Officers attempted to question the woman about the reported harassment, but she fled the scene in chore boots. A calf halter was taken into evidence. The case remains under investigation.
Embarrassing news reports are the least of it, and getting a halter on her is just the beginning.
November. Another of my babies shows signs of growing up. After five years, my high school senior plays his last season of football.
I’m surprised by how sentimental I feel considering this has always been the game I loved to hate.
I spend most of the month struggling with angry cows as I try to find a balance between keeping mother and baby together–and milking my cow at the same time. I finally work out a reasonable compromise with Glory Bee. I let her milk mommy sometimes, and she lets me lead her around by her halter. She might turn out to be a good cow, after all!
We end the year much as it began–with way more snow than I expected.
And the promise of more babies as Sprite, Fanta, and Nutmeg all show signs of being pregnant and due to deliver sometime over the winter.

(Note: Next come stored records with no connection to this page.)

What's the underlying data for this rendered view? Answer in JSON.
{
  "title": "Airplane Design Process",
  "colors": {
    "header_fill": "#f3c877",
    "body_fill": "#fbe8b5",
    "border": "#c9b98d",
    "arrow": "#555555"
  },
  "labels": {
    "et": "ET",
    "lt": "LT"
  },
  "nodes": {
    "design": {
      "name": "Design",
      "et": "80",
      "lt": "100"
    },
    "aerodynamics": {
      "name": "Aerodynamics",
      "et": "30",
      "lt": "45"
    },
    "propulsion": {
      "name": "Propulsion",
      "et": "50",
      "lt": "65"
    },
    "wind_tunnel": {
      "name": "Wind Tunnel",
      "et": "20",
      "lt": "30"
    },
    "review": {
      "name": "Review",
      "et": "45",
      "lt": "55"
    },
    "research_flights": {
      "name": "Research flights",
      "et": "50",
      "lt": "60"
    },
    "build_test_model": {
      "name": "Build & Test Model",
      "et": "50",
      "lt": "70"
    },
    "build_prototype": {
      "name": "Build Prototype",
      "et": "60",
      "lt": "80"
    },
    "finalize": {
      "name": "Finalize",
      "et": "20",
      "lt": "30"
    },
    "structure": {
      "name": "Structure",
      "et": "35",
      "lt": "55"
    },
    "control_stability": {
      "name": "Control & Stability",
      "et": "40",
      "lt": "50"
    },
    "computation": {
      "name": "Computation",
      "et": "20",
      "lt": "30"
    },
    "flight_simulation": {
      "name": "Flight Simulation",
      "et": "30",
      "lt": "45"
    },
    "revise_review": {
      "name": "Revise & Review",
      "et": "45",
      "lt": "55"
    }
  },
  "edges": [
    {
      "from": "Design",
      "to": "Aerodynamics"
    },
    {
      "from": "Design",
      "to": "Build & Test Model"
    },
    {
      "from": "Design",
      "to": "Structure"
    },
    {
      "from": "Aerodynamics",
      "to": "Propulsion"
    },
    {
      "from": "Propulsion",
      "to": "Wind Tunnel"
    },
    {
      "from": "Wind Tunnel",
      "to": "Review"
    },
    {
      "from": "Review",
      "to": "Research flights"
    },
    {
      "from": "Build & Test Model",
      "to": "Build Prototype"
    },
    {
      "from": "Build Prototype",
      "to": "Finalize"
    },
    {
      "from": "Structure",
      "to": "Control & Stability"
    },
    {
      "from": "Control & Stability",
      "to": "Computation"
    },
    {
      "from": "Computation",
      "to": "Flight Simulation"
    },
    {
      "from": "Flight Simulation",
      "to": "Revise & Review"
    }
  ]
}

I think sometime next year Jack and Poky will give me a baby miniature donkey, too.
This photo goes down as the favorite photo of the year.
And as for my babies, I’m looking forward to the holidays with all three as my sailor comes home.

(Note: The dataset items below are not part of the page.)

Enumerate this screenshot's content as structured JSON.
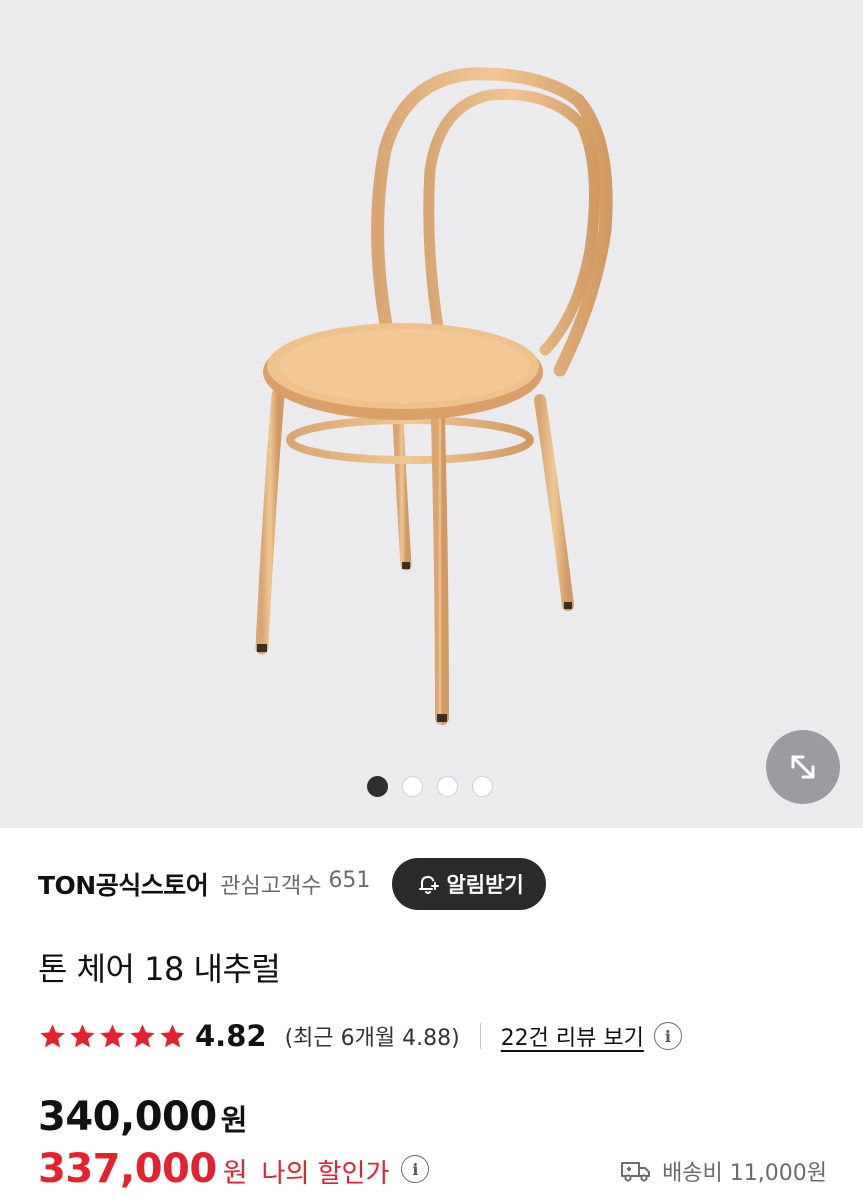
{
  "product_image": {
    "description_icon": "chair-photo",
    "carousel": {
      "total": 4,
      "active_index": 0
    },
    "expand_icon": "expand-arrows-icon"
  },
  "store": {
    "name": "TON공식스토어",
    "followers_label": "관심고객수",
    "followers_count": "651",
    "alarm_button": "알림받기",
    "alarm_icon": "bell-plus-icon"
  },
  "product": {
    "title": "톤 체어 18 내추럴"
  },
  "rating": {
    "stars": 5,
    "score": "4.82",
    "recent": "(최근 6개월 4.88)",
    "reviews_link": "22건 리뷰 보기",
    "info_icon": "info-icon"
  },
  "price": {
    "original": "340,000",
    "original_unit": "원",
    "sale": "337,000",
    "sale_unit": "원",
    "sale_label": "나의 할인가",
    "info_icon": "info-icon"
  },
  "shipping": {
    "icon": "truck-icon",
    "label": "배송비 11,000원"
  },
  "colors": {
    "accent_red": "#e5202f",
    "star_red": "#e5202f",
    "dark_button": "#2b2b2b"
  }
}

This was a roller coaster year of amazing highs and difficult lows. We hosted our third Chickens in the Road Party on the Farm and started making plans to expand next year to a workshop/retreat weekend along with the party. Farm Bell Recipes launched and grew into thousands of recipes and members. With the help of the generous donors to the Ball Blue Book Project, I gave away over 60 BBB’s this year. I learned to make soap! And milk a cow! And together with New England Cheesemaking, I began a challenge to make a new hard cheese every month. The Chickens in the Road forum continued to grow and this year, for the second year in a row, the forum year ends with gift and ornament swaps between members. The community that has grown up here astounds me. There is so much generosity and warmth and knowledge in those of you who visit here. Thank you for making the choice to spend time here and make friends here. I appreciate you so much.
I got my year of farm babies. I learned so much–and have so much yet to learn. A farm is a mysterious mixture of magic and hardship, much like life. You never know what lies ahead, just that it will be happy, it will be sad, it will be worth the experience. It will be an adventure.
This is my now.
Come with me and we’ll find out what happens next together!